Enfin quels sont les deux derniers domaines clés que vous avez relevés ?
Il s’agit du secteur agricole et agro-industriel. L’agriculture est un secteur important de l’économie de la région depuis des décennies. Qu’il s’agisse des activités économiques autour de l’agriculture ou du marché des produits agricoles, les possibilités d’investissement sont légion. Tant l’agriculture que le secteur de la transformation des produits agricoles ont un important potentiel de croissance, et ils ont une grande influence l’un sur l’autre. Enfin, le secteur des soins de santé. Au vu du nombre croissant d’entreprises pharmaceutiques qui produisent des médicaments génériques, il est probable que certaines d’entre elles investissent sur le continent africain, et plus spécifiquement en Afrique Centrale.

Cela dit, comment se porte l’économie d’Afrique Centrale ?
Il faut distinguer en Afrique Centrale, deux organisations régionales à caractère économique ou monétaire :
la CEMAC et la CEEAC. Dès lors, il convient de bien distinguer l’une et l’autre qui n’évoluent pas au même rythme en matière d’intégration.

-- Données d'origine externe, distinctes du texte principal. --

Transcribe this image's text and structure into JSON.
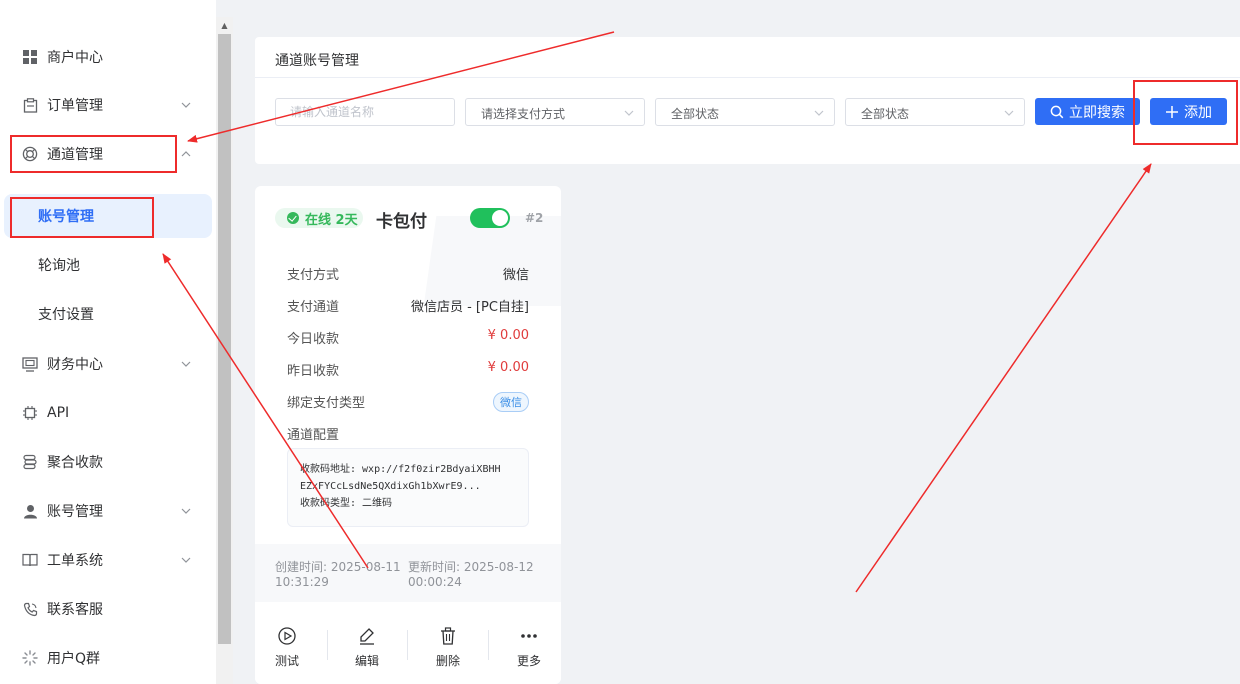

Au cours des deux dernières décennies, les économies d’Afrique Centrale ont connu des changements structurels limités, même si la situation a été variable selon les pays. L’évolution de la structure des économies de la région sur la période 2010-2020, par exemple, a été caractérisée par une augmentation de la part du secteur extractif dans le PIB dans la plupart des économies de la région, et une baisse progressive de la contribution de l’industrie manufacturière et du secteur des services, même si l’on note quelques spécificités selon les pays.

Aujourd’hui, si on prend la région dans son ensemble, après la crise sanitaire de la Covid-19, la part du secteur manufacturier a baissé, tandis que celle du secteur des services a fortement augmenté.

Qu’en est-il du climat des affaires ?
Il existe aujourd’hui des critères précis en matière d’attractivité. Je fais notamment allusion à la qualité des infrastructures, l’administration, l’économie, la finance, le social, le développement durable et les facteurs de coûts de production. Globalement, la plupart des pays d’Afrique Centrale ont engagé de vastes réformes et adopté diverses stratégies pour améliorer le climat et leur environnement des affaires.

Quels sont les défis auxquels les économies de la région sont confrontées ?
Aujourd’hui, d’autres défis cruciaux attendent l’Afrique Centrale dans un monde qui se recompose très vite. Il faut créer les conditions pour la ZLECAF et la libre circulation effective dans l’espace CEMAC et CEEAC. Il faut mettre l’accent sur l’intégration par les infrastructures. Plusieurs projets intégrateurs prioritaires retenus pour la période 2023-2028 font d’ailleurs la part belle aux corridors routiers et ferroviaires, parmi lesquels le fameux pont-route-rail qui doit relier, à l’horizon 2028, les capitales des deux Congo, Brazzaville et Kinshasa.